European Economic Area

Any offering of securities will be made by means of a prospectus to be published that may be obtained from the issuer or selling security holder, once published, and that will contain detailed information about the Company and its management, as well as financial statements.

These materials are an advertisement and not a prospectus for the purposes of Directive 2003/71/EC, as amended (together with any applicable implementing measures in any Member State, the “Prospectus Directive”). Investors should not subscribe for any securities referred to in these materials except on the basis of information contained in the prospectus.

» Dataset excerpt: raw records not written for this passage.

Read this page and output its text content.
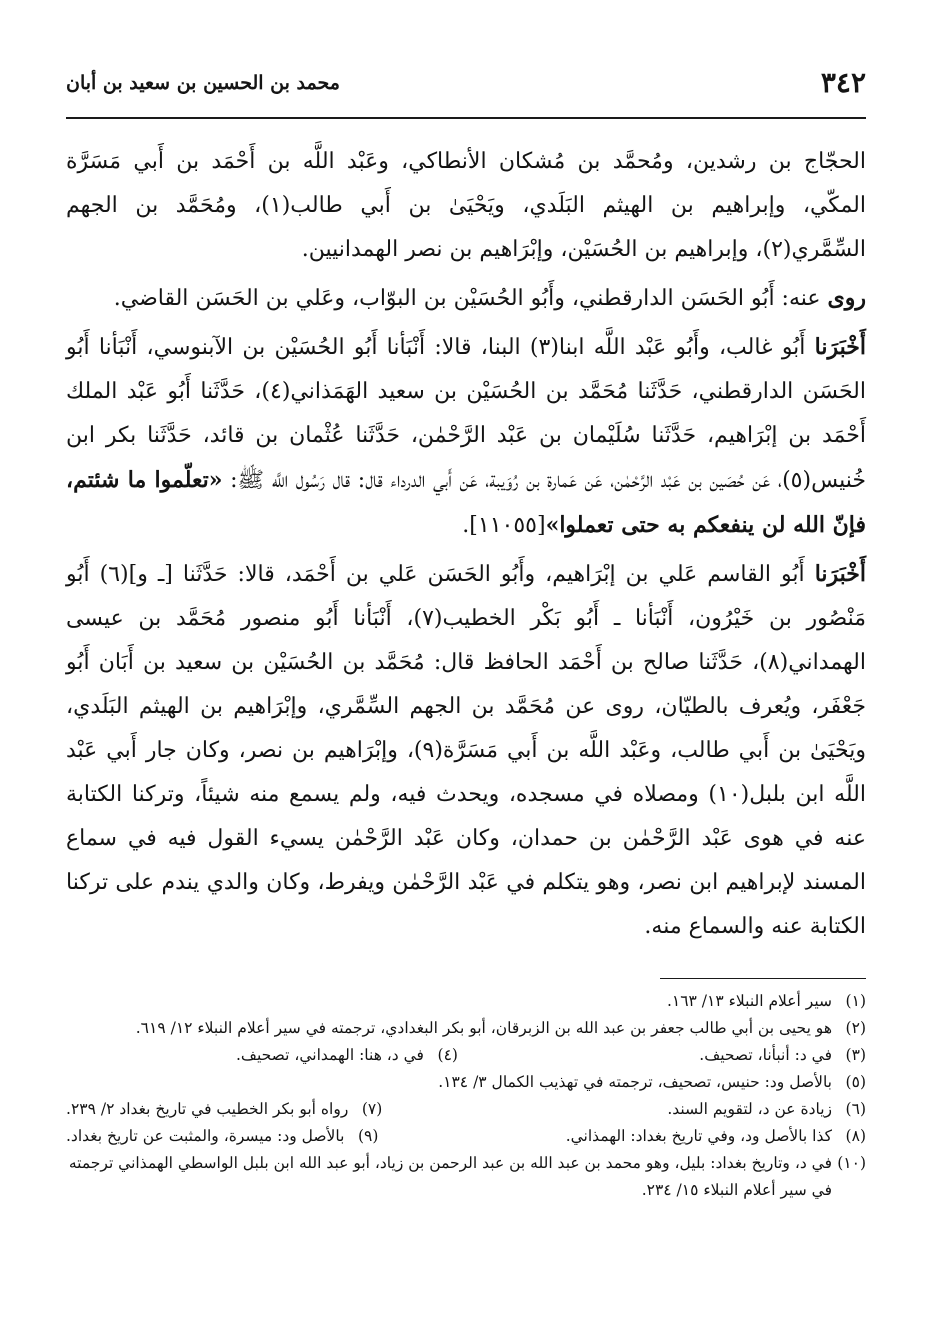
٣٤٢
محمد بن الحسين بن سعيد بن أبان

الحجّاج بن رشدين، ومُحمَّد بن مُشكان الأنطاكي، وعَبْد اللَّه بن أَحْمَد بن أَبي مَسَرَّة المكّي، وإبراهيم بن الهيثم البَلَدي، ويَحْيَىٰ بن أَبي طالب(١)، ومُحَمَّد بن الجهم السِّمَّري(٢)، وإبراهيم بن الحُسَيْن، وإبْرَاهيم بن نصر الهمدانيين.

روى عنه: أَبُو الحَسَن الدارقطني، وأَبُو الحُسَيْن بن البوّاب، وعَلي بن الحَسَن القاضي.

أَخْبَرَنا أَبُو غالب، وأَبُو عَبْد اللَّه ابنا(٣) البنا، قالا: أَنْبَأنا أَبُو الحُسَيْن بن الآبنوسي، أَنْبَأنا أَبُو الحَسَن الدارقطني، حَدَّثَنا مُحَمَّد بن الحُسَيْن بن سعيد الهَمَذاني(٤)، حَدَّثَنا أَبُو عَبْد الملك أَحْمَد بن إبْرَاهيم، حَدَّثَنا سُلَيْمان بن عَبْد الرَّحْمٰن، حَدَّثَنا عُثْمان بن قائد، حَدَّثَنا بكر ابن خُنيس(٥)، عَن حُصَين بن عَبْد الرَّحْمٰن، عَن عَمارة بن رُوَيبة، عَن أَبي الدرداء قال: قال رَسُول اللَّه ﷺ: «تعلّموا ما شئتم، فإنّ الله لن ينفعكم به حتى تعملوا»[١١٠٥٥].

أَخْبَرَنا أَبُو القاسم عَلي بن إبْرَاهيم، وأَبُو الحَسَن عَلي بن أَحْمَد، قالا: حَدَّثَنا [ـ و](٦) أَبُو مَنْصُور بن خَيْرُون، أَنْبَأنا ـ أَبُو بَكْر الخطيب(٧)، أَنْبَأنا أَبُو منصور مُحَمَّد بن عيسى الهمداني(٨)، حَدَّثَنا صالح بن أَحْمَد الحافظ قال: مُحَمَّد بن الحُسَيْن بن سعيد بن أَبَان أَبُو جَعْفَر، ويُعرف بالطيّان، روى عن مُحَمَّد بن الجهم السِّمَّري، وإبْرَاهيم بن الهيثم البَلَدي، ويَحْيَىٰ بن أَبي طالب، وعَبْد اللَّه بن أَبي مَسَرَّة(٩)، وإبْرَاهيم بن نصر، وكان جار أَبي عَبْد اللَّه ابن بلبل(١٠) ومصلاه في مسجده، ويحدث فيه، ولم يسمع منه شيئاً، وتركنا الكتابة عنه في هوى عَبْد الرَّحْمٰن بن حمدان، وكان عَبْد الرَّحْمٰن يسيء القول فيه في سماع المسند لإبراهيم ابن نصر، وهو يتكلم في عَبْد الرَّحْمٰن ويفرط، وكان والدي يندم على تركنا الكتابة عنه والسماع منه.

(١)
سير أعلام النبلاء ١٣/ ١٦٣.

(٢)
هو يحيى بن أبي طالب جعفر بن عبد الله بن الزبرقان، أبو بكر البغدادي، ترجمته في سير أعلام النبلاء ١٢/ ٦١٩.

(٣)
في د: أنبأنا، تصحيف.
(٤)
في د، هنا: الهمداني، تصحيف.

(٥)
بالأصل ود: حنيس، تصحيف، ترجمته في تهذيب الكمال ٣/ ١٣٤.

(٦)
زيادة عن د، لتقويم السند.
(٧)
رواه أبو بكر الخطيب في تاريخ بغداد ٢/ ٢٣٩.
(٨)
كذا بالأصل ود، وفي تاريخ بغداد: الهمذاني.
(٩)
بالأصل ود: ميسرة، والمثبت عن تاريخ بغداد.

(١٠)
في د، وتاريخ بغداد: بليل، وهو محمد بن عبد الله بن عبد الرحمن بن زياد، أبو عبد الله ابن بلبل الواسطي الهمذاني ترجمته في سير أعلام النبلاء ١٥/ ٢٣٤.
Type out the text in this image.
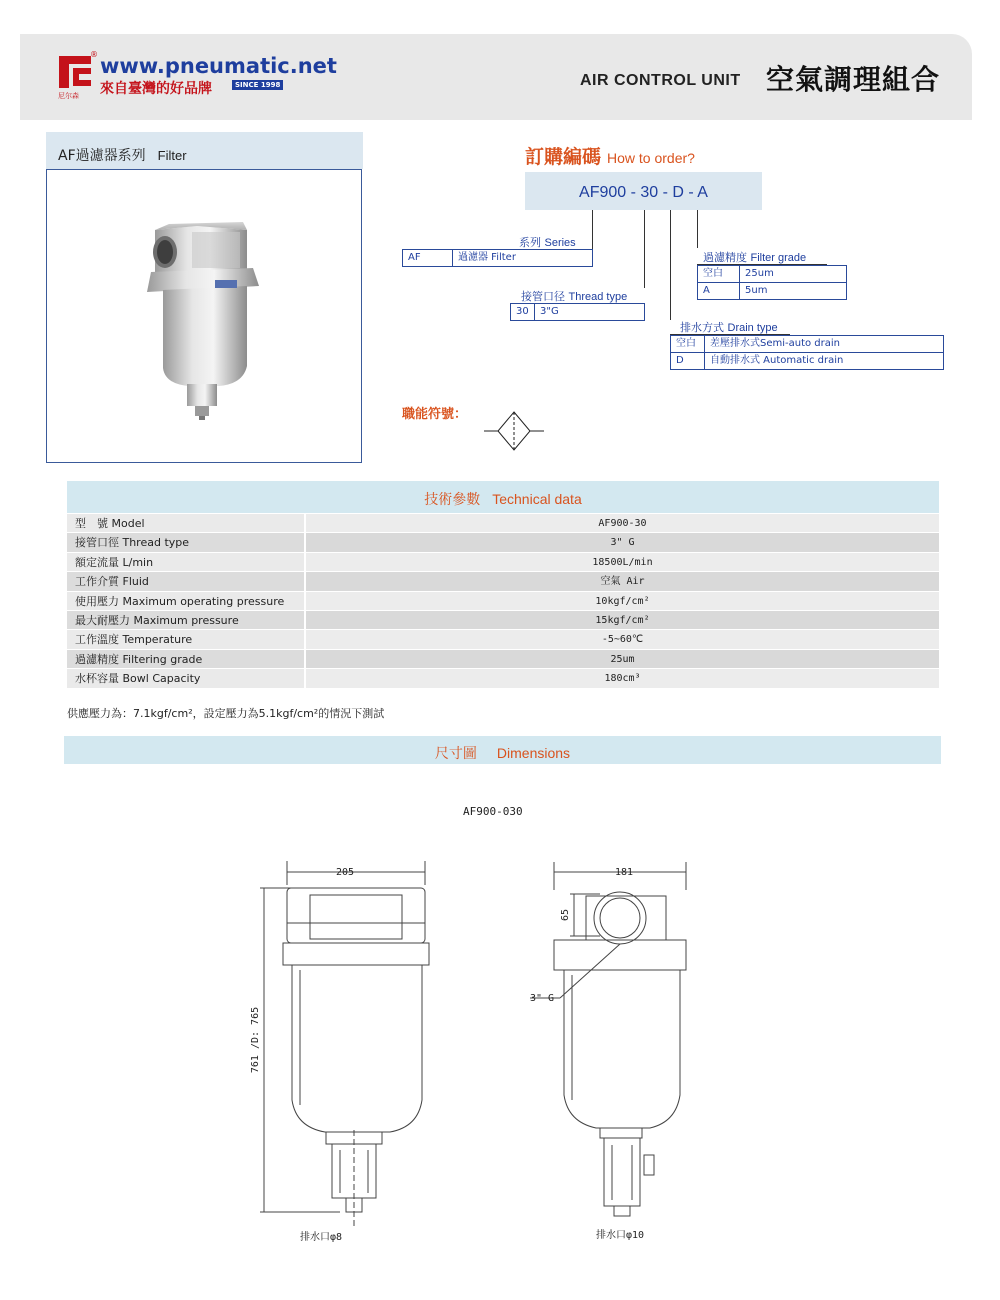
® www.pneumatic.net
來自臺灣的好品牌	SINCE 1998
尼尔森
AIR CONTROL UNIT 空氣調理組合
AF過濾器系列 Filter	訂購編碼 How to order?
AF900 - 30 - D - A
系列 Series
AF	過濾器 Filter
接管口径 Thread type
30	3"G
過濾精度 Filter grade
空白	25um
A	5um
排水方式 Drain type
空白	差壓排水式Semi-auto drain
D	自動排水式 Automatic drain
職能符號：
技術參數 Technical data
型　號 Model	AF900-30
接管口徑 Thread type	3" G
額定流量 L/min	18500L/min
工作介質 Fluid	空氣 Air
使用壓力 Maximum operating pressure	10kgf/cm²
最大耐壓力 Maximum pressure	15kgf/cm²
工作溫度 Temperature	-5~60℃
過濾精度 Filtering grade	25um
水杯容量 Bowl Capacity	180cm³
供應壓力為：7.1kgf/cm²，設定壓力為5.1kgf/cm²的情況下測試
尺寸圖 Dimensions
AF900-030
205
761 /D: 765
排水口φ8
181
65
3" G
排水口φ10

In any EEA Member State other than Norway (from the time the prospectus has been approved by the Financial Supervisory Authority of Norway, in its capacity as the competent authority in Norway, and published in accordance with the Prospectus Directive as implemented in Norway) that has implemented the Prospectus Directive, this communication is only addressed to and is only directed at “qualified investors” in that Member State within the meaning of Article 2(1)(e) of the Prospectus Directive (“Qualified Investors”), i.e., only to investors to whom an offer of securities may be made without the requirement for the Company to publish a prospectus pursuant to Article 3 of the Prospectus Directive in such EEA Member State.

United Kingdom

In the United Kingdom, these materials are only being distributed to and are only directed at Qualified Investors who (i) are investment professionals falling within Article 19(5) of the Financial Services and Markets Act 2000 (Financial Promotion) Order 2005 (as amended) (the “Order”) or (ii) are persons falling within Article 49(2)(a) to (d) of the Order (high net worth companies, unincorporated associations, etc.) (all such persons together being referred to as “Relevant Persons”). These materials are directed only at Relevant Persons and must not be acted on or relied on by persons who are not Relevant Persons. Any investment or investment activity to which this document relates is available only to Relevant Persons and will be engaged in only with Relevant Persons.